On 3/13/16 5:30 PM, Brian Barnes wrote:
“Perfect is the enemy of the good.”
This is true, but...
I’m asking for a specific, useful function, not the perfect solution to my
problem.
The problem is that the function you're asking for can be really really
bad in some situations. So if we introduce it without actually defining
its behavior we run the very real risk of people using it in ways that
work in some current browsers and thus constraining the future
development of those browsers _and_ breaking other current browsers.
Note that I'm quite interested in helping solve the actual problem
you're having. I just don't think this is the right solution for it.
Some of the suggestions Steve Fink made are much better, in my opinion.
The problems start when the best practice is different for different engines
and people optimize their code based on only one engine.
That’s not our problem
It's _my_ problem as an engine developer.

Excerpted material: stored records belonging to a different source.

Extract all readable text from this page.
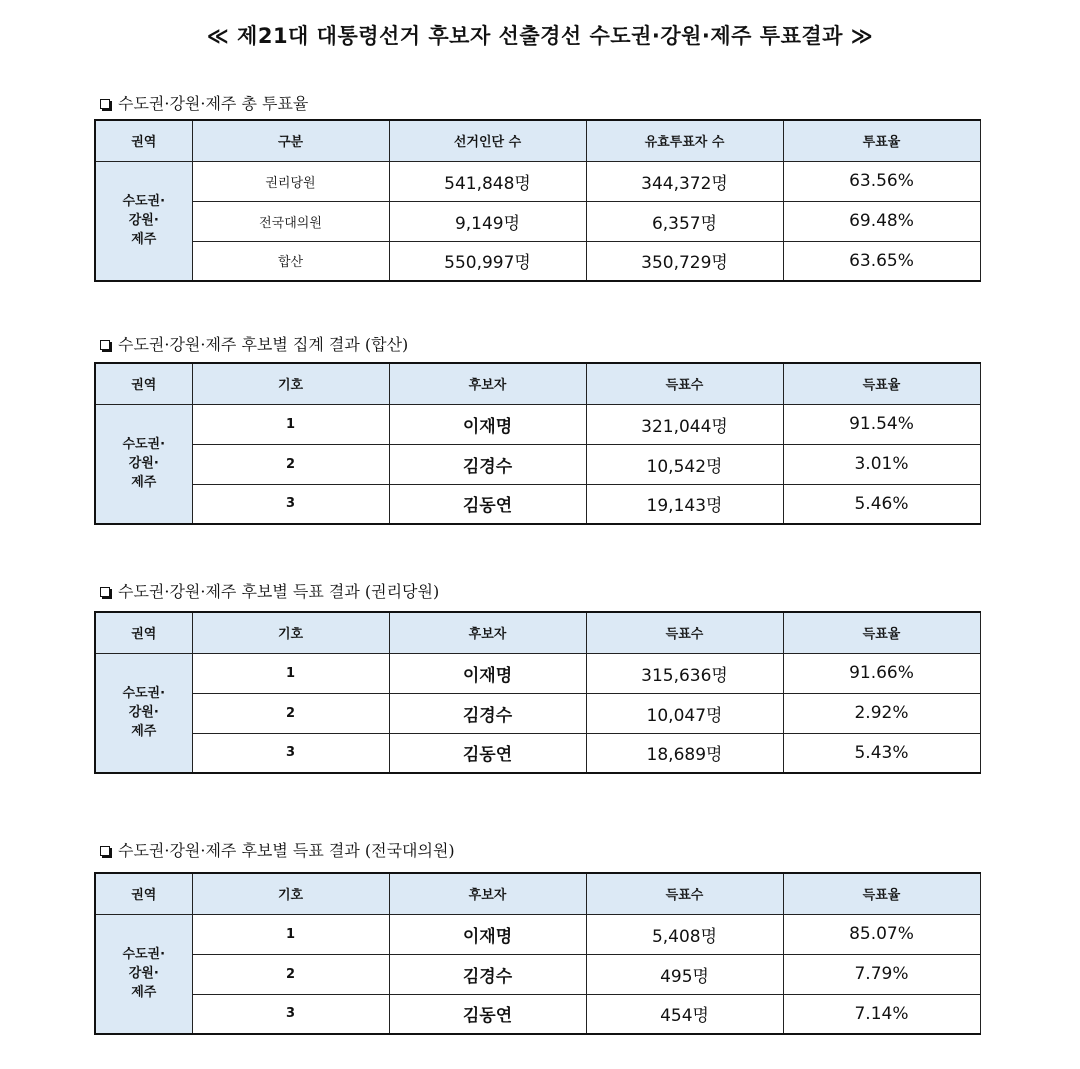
≪ 제21대 대통령선거 후보자 선출경선 수도권·강원·제주 투표결과 ≫
수도권·강원·제주 총 투표율
권역	구분	선거인단 수	유효투표자 수	투표율

수도권·
강원·
제주	권리당원	541,848명	344,372명	63.56%
	전국대의원	9,149명	6,357명	69.48%
	합산	550,997명	350,729명	63.65%
수도권·강원·제주 후보별 집계 결과 (합산)
권역	기호	후보자	득표수	득표율

수도권·
강원·
제주	1	이재명	321,044명	91.54%
	2	김경수	10,542명	3.01%
	3	김동연	19,143명	5.46%
수도권·강원·제주 후보별 득표 결과 (권리당원)
권역	기호	후보자	득표수	득표율

수도권·
강원·
제주	1	이재명	315,636명	91.66%
	2	김경수	10,047명	2.92%
	3	김동연	18,689명	5.43%
수도권·강원·제주 후보별 득표 결과 (전국대의원)
권역	기호	후보자	득표수	득표율

수도권·
강원·
제주	1	이재명	5,408명	85.07%
	2	김경수	495명	7.79%
	3	김동연	454명	7.14%
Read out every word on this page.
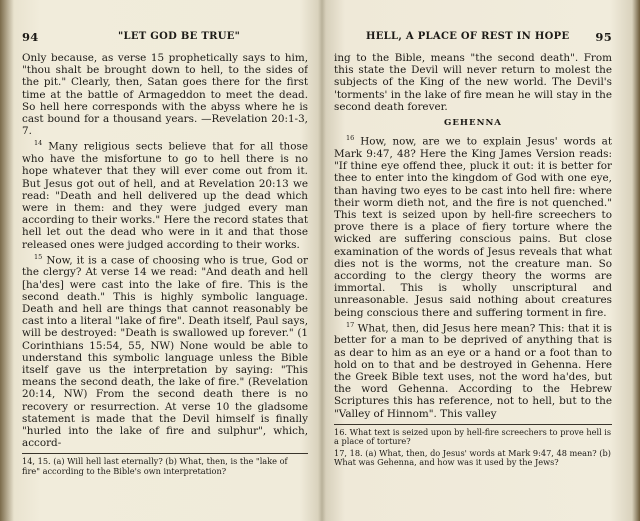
94	"LET GOD BE TRUE"

Only because, as verse 15 prophetically says to him, "thou shalt be brought down to hell, to the sides of the pit." Clearly, then, Satan goes there for the first time at the battle of Armageddon to meet the dead. So hell here corresponds with the abyss where he is cast bound for a thousand years. —Revelation 20:1-3, 7.

$^{14}$ Many religious sects believe that for all those who have the misfortune to go to hell there is no hope whatever that they will ever come out from it. But Jesus got out of hell, and at Revelation 20:13 we read: "Death and hell delivered up the dead which were in them: and they were judged every man according to their works." Here the record states that hell let out the dead who were in it and that those released ones were judged according to their works.

$^{15}$ Now, it is a case of choosing who is true, God or the clergy? At verse 14 we read: "And death and hell [ha'des] were cast into the lake of fire. This is the second death." This is highly symbolic language. Death and hell are things that cannot reasonably be cast into a literal "lake of fire". Death itself, Paul says, will be destroyed: "Death is swallowed up forever." (1 Corinthians 15:54, 55, NW) None would be able to understand this symbolic language unless the Bible itself gave us the interpretation by saying: "This means the second death, the lake of fire." (Revelation 20:14, NW) From the second death there is no recovery or resurrection. At verse 10 the gladsome statement is made that the Devil himself is finally "hurled into the lake of fire and sulphur", which, accord-

14, 15. (a) Will hell last eternally? (b) What, then, is the "lake of fire" according to the Bible's own interpretation?

HELL, A PLACE OF REST IN HOPE 95

ing to the Bible, means "the second death". From this state the Devil will never return to molest the subjects of the King of the new world. The Devil's 'torments' in the lake of fire mean he will stay in the second death forever.

GEHENNA

$^{16}$ How, now, are we to explain Jesus' words at Mark 9:47, 48? Here the King James Version reads: "If thine eye offend thee, pluck it out: it is better for thee to enter into the kingdom of God with one eye, than having two eyes to be cast into hell fire: where their worm dieth not, and the fire is not quenched." This text is seized upon by hell-fire screechers to prove there is a place of fiery torture where the wicked are suffering conscious pains. But close examination of the words of Jesus reveals that what dies not is the worms, not the creature man. So according to the clergy theory the worms are immortal. This is wholly unscriptural and unreasonable. Jesus said nothing about creatures being conscious there and suffering torment in fire.

$^{17}$ What, then, did Jesus here mean? This: that it is better for a man to be deprived of anything that is as dear to him as an eye or a hand or a foot than to hold on to that and be destroyed in Gehenna. Here the Greek Bible text uses, not the word ha'des, but the word Gehenna. According to the Hebrew Scriptures this has reference, not to hell, but to the "Valley of Hinnom". This valley

16. What text is seized upon by hell-fire screechers to prove hell is a place of torture?

17, 18. (a) What, then, do Jesus' words at Mark 9:47, 48 mean? (b) What was Gehenna, and how was it used by the Jews?
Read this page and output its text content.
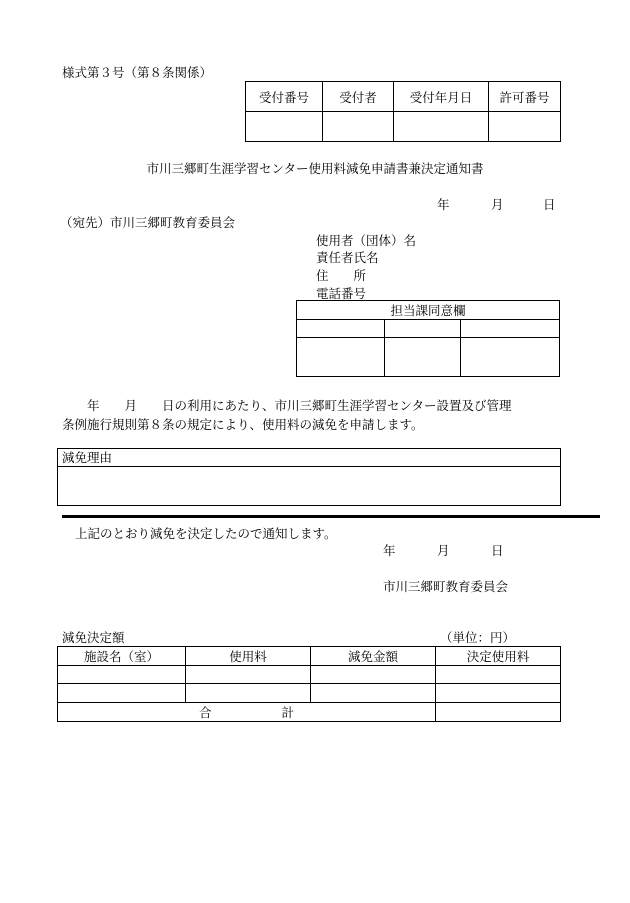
様式第３号（第８条関係）
受付番号	受付者	受付年月日	許可番号

市川三郷町生涯学習センター使用料減免申請書兼決定通知書
年	月	日
（宛先）市川三郷町教育委員会
使用者（団体）名
責任者氏名
住　　所
電話番号
担当課同意欄		

　　年　　月　　日の利用にあたり、市川三郷町生涯学習センター設置及び管理
条例施行規則第８条の規定により、使用料の減免を申請します。
減免理由
上記のとおり減免を決定したので通知します。
年	月	日
市川三郷町教育委員会
減免決定額	（単位：円）
施設名（室）	使用料	減免金額	決定使用料

合 計			
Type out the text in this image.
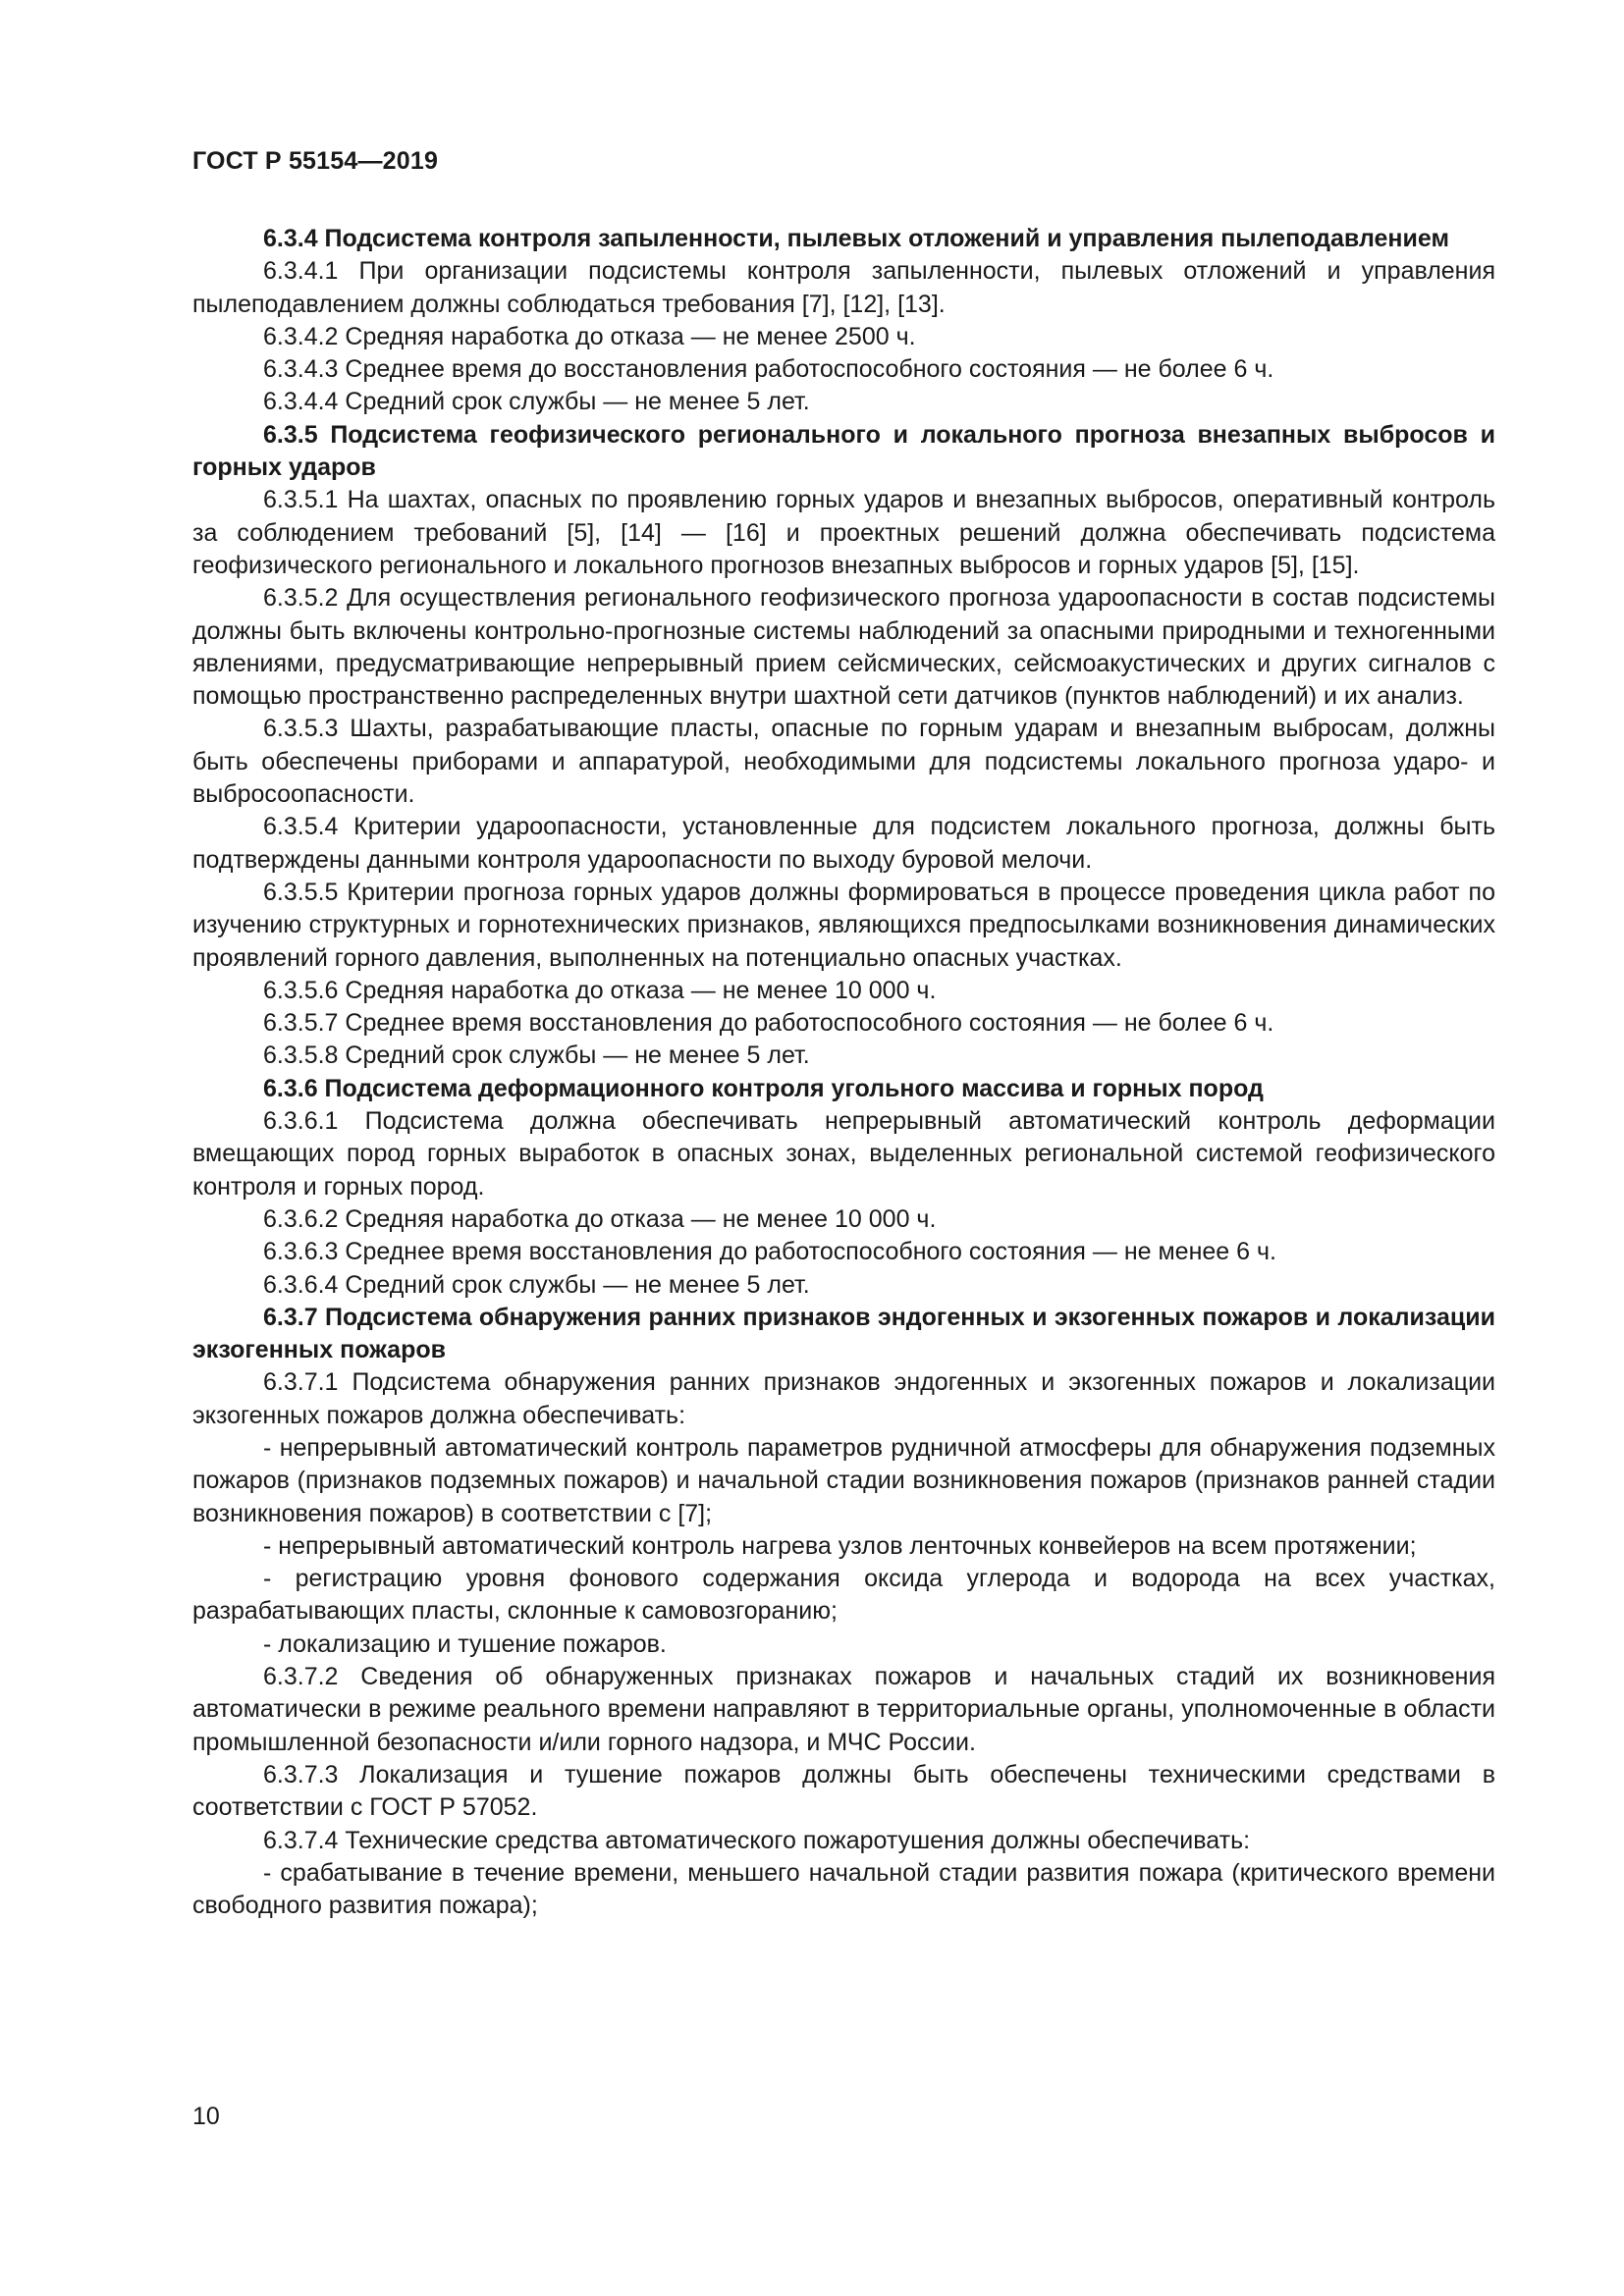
ГОСТ Р 55154—2019

6.3.4 Подсистема контроля запыленности, пылевых отложений и управления пылеподавлением

6.3.4.1 При организации подсистемы контроля запыленности, пылевых отложений и управления пылеподавлением должны соблюдаться требования [7], [12], [13].

6.3.4.2 Средняя наработка до отказа — не менее 2500 ч.

6.3.4.3 Среднее время до восстановления работоспособного состояния — не более 6 ч.

6.3.4.4 Средний срок службы — не менее 5 лет.

6.3.5 Подсистема геофизического регионального и локального прогноза внезапных выбросов и горных ударов

6.3.5.1 На шахтах, опасных по проявлению горных ударов и внезапных выбросов, оперативный контроль за соблюдением требований [5], [14] — [16] и проектных решений должна обеспечивать подсистема геофизического регионального и локального прогнозов внезапных выбросов и горных ударов [5], [15].

6.3.5.2 Для осуществления регионального геофизического прогноза удароопасности в состав подсистемы должны быть включены контрольно-прогнозные системы наблюдений за опасными природными и техногенными явлениями, предусматривающие непрерывный прием сейсмических, сейсмоакустических и других сигналов с помощью пространственно распределенных внутри шахтной сети датчиков (пунктов наблюдений) и их анализ.

6.3.5.3 Шахты, разрабатывающие пласты, опасные по горным ударам и внезапным выбросам, должны быть обеспечены приборами и аппаратурой, необходимыми для подсистемы локального прогноза ударо- и выбросоопасности.

6.3.5.4 Критерии удароопасности, установленные для подсистем локального прогноза, должны быть подтверждены данными контроля удароопасности по выходу буровой мелочи.

6.3.5.5 Критерии прогноза горных ударов должны формироваться в процессе проведения цикла работ по изучению структурных и горнотехнических признаков, являющихся предпосылками возникновения динамических проявлений горного давления, выполненных на потенциально опасных участках.

6.3.5.6 Средняя наработка до отказа — не менее 10 000 ч.

6.3.5.7 Среднее время восстановления до работоспособного состояния — не более 6 ч.

6.3.5.8 Средний срок службы — не менее 5 лет.

6.3.6 Подсистема деформационного контроля угольного массива и горных пород

6.3.6.1 Подсистема должна обеспечивать непрерывный автоматический контроль деформации вмещающих пород горных выработок в опасных зонах, выделенных региональной системой геофизического контроля и горных пород.

6.3.6.2 Средняя наработка до отказа — не менее 10 000 ч.

6.3.6.3 Среднее время восстановления до работоспособного состояния — не менее 6 ч.

6.3.6.4 Средний срок службы — не менее 5 лет.

6.3.7 Подсистема обнаружения ранних признаков эндогенных и экзогенных пожаров и локализации экзогенных пожаров

6.3.7.1 Подсистема обнаружения ранних признаков эндогенных и экзогенных пожаров и локализации экзогенных пожаров должна обеспечивать:

- непрерывный автоматический контроль параметров рудничной атмосферы для обнаружения подземных пожаров (признаков подземных пожаров) и начальной стадии возникновения пожаров (признаков ранней стадии возникновения пожаров) в соответствии с [7];

- непрерывный автоматический контроль нагрева узлов ленточных конвейеров на всем протяжении;

- регистрацию уровня фонового содержания оксида углерода и водорода на всех участках, разрабатывающих пласты, склонные к самовозгоранию;

- локализацию и тушение пожаров.

6.3.7.2 Сведения об обнаруженных признаках пожаров и начальных стадий их возникновения автоматически в режиме реального времени направляют в территориальные органы, уполномоченные в области промышленной безопасности и/или горного надзора, и МЧС России.

6.3.7.3 Локализация и тушение пожаров должны быть обеспечены техническими средствами в соответствии с ГОСТ Р 57052.

6.3.7.4 Технические средства автоматического пожаротушения должны обеспечивать:

- срабатывание в течение времени, меньшего начальной стадии развития пожара (критического времени свободного развития пожара);

10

and that’s not a solvable problem.
It's not a solvable problem in the abstract, sure. But it's a problem
that we can make worse or better (e.g. by not explicitly introducing
APIs that make the problem worse, or by introducing ones that make it
smaller).
Now _I_ will claim that the perfect is the enemy of the good. ;)
Every engine will try to get ahead by some manner, and something like
compiling, or GC, which isn’t spec nor should it be, will always be evolving.
Yes! And we don't want to prevent that.
A System.gc() will in no way constrain further development.
I disagree most vehemently.
It’s not a guarantee to do anything but “free up objects that are no longer
reachable and compact the heap.”
Except _you_ want to use it as a guarantee of "no more GC pauses after
this point". That's the use case it's being proposed for!
The contract is not “make my code run faster.” It’s not “don’t do it again in
a little bit.” It’s not any of those things.
People will 100% surely assume that's the contract. Especially if it
happens to be true in one particular case they use it in, in the one
browser they test in.
And then they will create things that depend on that behavior, and it
will in fact become a de-facto contract. I've seen this play out
several times now.
I think you’re trying to force the API to be a problem solver
No, I think the right approach for API design is to figure out what
problems you're trying to solve and then create APIs that ideally solve
those and don't introduce new problems.
This is as opposed to coming up with an API and then trying to argue
that it solves some specific problems therefore is the right API to
have. There may be better solutions for those problems!
Small contract: Free up objects that are no longer reachable and compact the
heap, the objects being objects that aren’t attached by outside APIs (DOM,
webgl, web audio, etc.)”
That's not a useful contact, because no one actually cares in practice
about whether this has happened or not. The real use cases mentioned so
far are all about GC pauses, not internal details like whether things
have been freed up or whatnot (which aren't even observable!).